Even in appearance, Yitzchak was like his father. Rashi tells us, in his commentary to the  first verse of our reading, that the mockers of Avraham’s time said that it must be that    Sarah became pregnant from Avimelech, because she had been with Avraham for many  years and only became pregnant after being briefly taken by Avimelech. To prove    otherwise, G-d made Yitzchak look so profoundly similar to his father that no modern DNA test was needed to prove paternity.

So with all of the above, what is Yitzchak’s unique identity?

 

Our Rabbis teach that our forefathers were each paragons of a particular character trait. For Avraham, that was Chesed, kindness. He was so devoted to reaching out, to showing generosity to others, that he ran to welcome idolaters into his tent (or, angels that he believed to be idolaters) while suffering the worst day of recovery from his circumcision. Yaakov’s defining characteristic was Emes, truth, and thus the biggest tests for him were needing to mislead his father, and then deal with Lavan’s deceit.

Yitzchak’s characteristic was Gevurah, strength. How did he show that strength?

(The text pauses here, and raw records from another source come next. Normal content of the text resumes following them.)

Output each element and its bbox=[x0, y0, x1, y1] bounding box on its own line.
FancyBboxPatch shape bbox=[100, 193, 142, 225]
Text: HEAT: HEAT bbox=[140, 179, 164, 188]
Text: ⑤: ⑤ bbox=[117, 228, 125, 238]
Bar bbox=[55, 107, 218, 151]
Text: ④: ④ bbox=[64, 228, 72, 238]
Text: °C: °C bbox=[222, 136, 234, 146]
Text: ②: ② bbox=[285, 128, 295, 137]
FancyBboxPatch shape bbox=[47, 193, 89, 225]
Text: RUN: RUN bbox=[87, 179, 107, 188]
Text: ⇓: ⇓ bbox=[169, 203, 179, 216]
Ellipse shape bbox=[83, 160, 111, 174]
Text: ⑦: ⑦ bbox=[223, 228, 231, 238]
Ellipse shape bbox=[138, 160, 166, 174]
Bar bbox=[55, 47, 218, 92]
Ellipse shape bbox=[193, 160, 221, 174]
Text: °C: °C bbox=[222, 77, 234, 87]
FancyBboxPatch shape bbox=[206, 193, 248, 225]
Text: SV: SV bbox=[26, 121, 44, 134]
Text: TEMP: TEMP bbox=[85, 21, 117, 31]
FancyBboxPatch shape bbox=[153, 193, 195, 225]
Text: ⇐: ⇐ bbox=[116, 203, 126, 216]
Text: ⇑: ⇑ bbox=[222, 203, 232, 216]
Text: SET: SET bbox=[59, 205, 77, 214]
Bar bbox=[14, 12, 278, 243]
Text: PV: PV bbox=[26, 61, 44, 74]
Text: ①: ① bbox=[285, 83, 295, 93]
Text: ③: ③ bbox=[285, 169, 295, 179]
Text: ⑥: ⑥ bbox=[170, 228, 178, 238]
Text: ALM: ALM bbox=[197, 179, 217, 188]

One answer is found in the very similarity to his father’s story, that we find above.   Yitzchak’s mission was to hold firm to the teachings of his father, and prove that his father, though a uniquely great individual, would not be a “one off,” an “aberration,” a “blip on the radar.”

We learn that Yaakov, when he ran from Esav, went to study with Noach’s son Shem and grandson Ever. Shem and Ever were great men, they knew Torah through prophecy, yet they were unable to transmit righteousness to their descendants. Yitzchak was able to take what he learned from Avraham, and give it to Yaakov. Yitzchak is the linchpin tying grandfather to grandson, creating the “threefold chain” which, our Sages teach, “is not  easily broken.

In last week’s reading, when Rivkah comes to Yitzchak, he marries her, and loves her, and   “is consoled after his mother.” Rashi tells us that during Sarah’s lifetime, she would light    the Shabbos candles, and they would continue burning until the eve of the following Shabbos. She would bake loaves, and they would be blessed. The cloud of the Divine Presence rested by the tent. When Sarah passed away, all of these three things stopped. But when Rivkah came to the tent, the blessings returned.

Yitzchak saw comfort, because he wanted that continuity. He wanted to see his wife  able to bring the same blessings as his mother brought, because he wanted to follow in the path of his father. He did not want to strike out on his own, to do something different. On the contrary, his very strength of character was shown in how carefully he hewed to the model set by his holy parents.

All of us, as Jews, come from those holy ancestors. We, like Yitzchak, must strive to continue, to hold fast to the patterns set by our holy forebears, to maintain that which we have, and to successfully transmit it to the next generation. May we be successful in doing so until the end of days.